Publié le 12 mars 2010 par Ctrltab

Le parfum du vieil homme (Fin de Carmen et le vieil homme)

Je suis le bois et l’écorce d’orange, elle, elle est un tapis de fleurs fraîches. C’est moi qui mène la danse. Mon poids la guide et mes pieds parfois la trompent pour mieux la surprendre. J’aime sa force et son intrépidité de jeune femelle. Je l’enlace plus fort, elle se love contre moi.

Nos parfums se mêlent et jamais nous ne nous regardons. Inutile, de détour en détour, nous allons dans la même direction. Nos corps se parlent et s’entendent. Je commence un mouvement et c’est elle qui le termine. Je l’attaque avec force sur mes notes de tête, celles de cuir et de patchouli, et c’est elle qui m’accueille avec douceur sur son parterre de violettes et de vanille.

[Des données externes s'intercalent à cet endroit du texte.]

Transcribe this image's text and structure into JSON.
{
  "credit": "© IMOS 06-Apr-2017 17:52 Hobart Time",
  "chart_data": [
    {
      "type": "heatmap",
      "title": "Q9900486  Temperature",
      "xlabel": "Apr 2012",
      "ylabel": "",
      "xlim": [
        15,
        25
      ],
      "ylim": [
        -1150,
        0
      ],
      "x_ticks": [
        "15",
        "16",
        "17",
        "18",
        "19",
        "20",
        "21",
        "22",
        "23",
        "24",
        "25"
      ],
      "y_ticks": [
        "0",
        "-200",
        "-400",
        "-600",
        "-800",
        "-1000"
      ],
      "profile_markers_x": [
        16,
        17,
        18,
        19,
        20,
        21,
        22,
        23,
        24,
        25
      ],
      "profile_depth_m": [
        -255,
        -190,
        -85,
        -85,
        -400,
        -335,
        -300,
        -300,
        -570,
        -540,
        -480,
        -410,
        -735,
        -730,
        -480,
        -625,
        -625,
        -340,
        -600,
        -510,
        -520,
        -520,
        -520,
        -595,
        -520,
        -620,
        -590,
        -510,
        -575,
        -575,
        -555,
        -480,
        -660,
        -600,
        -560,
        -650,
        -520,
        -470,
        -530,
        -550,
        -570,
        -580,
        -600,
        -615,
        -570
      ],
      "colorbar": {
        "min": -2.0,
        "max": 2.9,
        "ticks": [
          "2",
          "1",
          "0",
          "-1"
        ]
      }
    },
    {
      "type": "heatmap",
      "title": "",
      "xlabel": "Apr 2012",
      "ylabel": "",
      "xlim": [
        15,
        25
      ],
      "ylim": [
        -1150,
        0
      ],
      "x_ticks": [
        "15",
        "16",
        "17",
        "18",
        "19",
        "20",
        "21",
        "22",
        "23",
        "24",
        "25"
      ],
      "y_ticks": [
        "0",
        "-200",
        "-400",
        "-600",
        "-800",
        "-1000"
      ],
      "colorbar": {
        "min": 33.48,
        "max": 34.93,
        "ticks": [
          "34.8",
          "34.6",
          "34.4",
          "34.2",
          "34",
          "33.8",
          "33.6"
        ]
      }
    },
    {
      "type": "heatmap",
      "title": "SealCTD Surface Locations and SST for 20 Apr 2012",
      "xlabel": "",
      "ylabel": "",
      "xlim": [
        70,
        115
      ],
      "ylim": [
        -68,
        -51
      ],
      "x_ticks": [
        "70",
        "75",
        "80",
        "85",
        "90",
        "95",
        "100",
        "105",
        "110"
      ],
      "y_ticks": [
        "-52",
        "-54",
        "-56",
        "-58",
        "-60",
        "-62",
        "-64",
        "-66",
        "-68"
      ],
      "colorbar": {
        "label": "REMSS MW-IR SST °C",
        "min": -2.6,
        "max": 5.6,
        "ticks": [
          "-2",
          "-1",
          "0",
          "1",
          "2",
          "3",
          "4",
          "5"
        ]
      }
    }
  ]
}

Je souffle dans son cou mon haleine anisée. Je veux sentir sa vraie odeur, celle du printemps, celle de sa chair douce et frémissante. Elle se donne à moi, elle me respire et je la protège entre mes bras. Elle chasse loin de moi ma mauve mélancolie.

Je lui offre mon dernier tango. Demain, l’arthrose définitivement me prendra. Je ne lutterai plus contre la lente dégénérescence de ma virilité. Je partirai de la piste de danse, les fesses et le regard hauts, tel un toréador, heureux vainqueur quittant l’arène.

En attendant, nous échangeons nos essences et nos secrets. Je rends hommage à sa cambrure. Je l’apprivoise, ce petit animal farouche, et le révèle à lui-même. Je lui apprends l’orgueil d’être femme et d’être aimée. « Oui, sois toujours fière ma belle ! », disent mes pas. Elle me suit, confiante.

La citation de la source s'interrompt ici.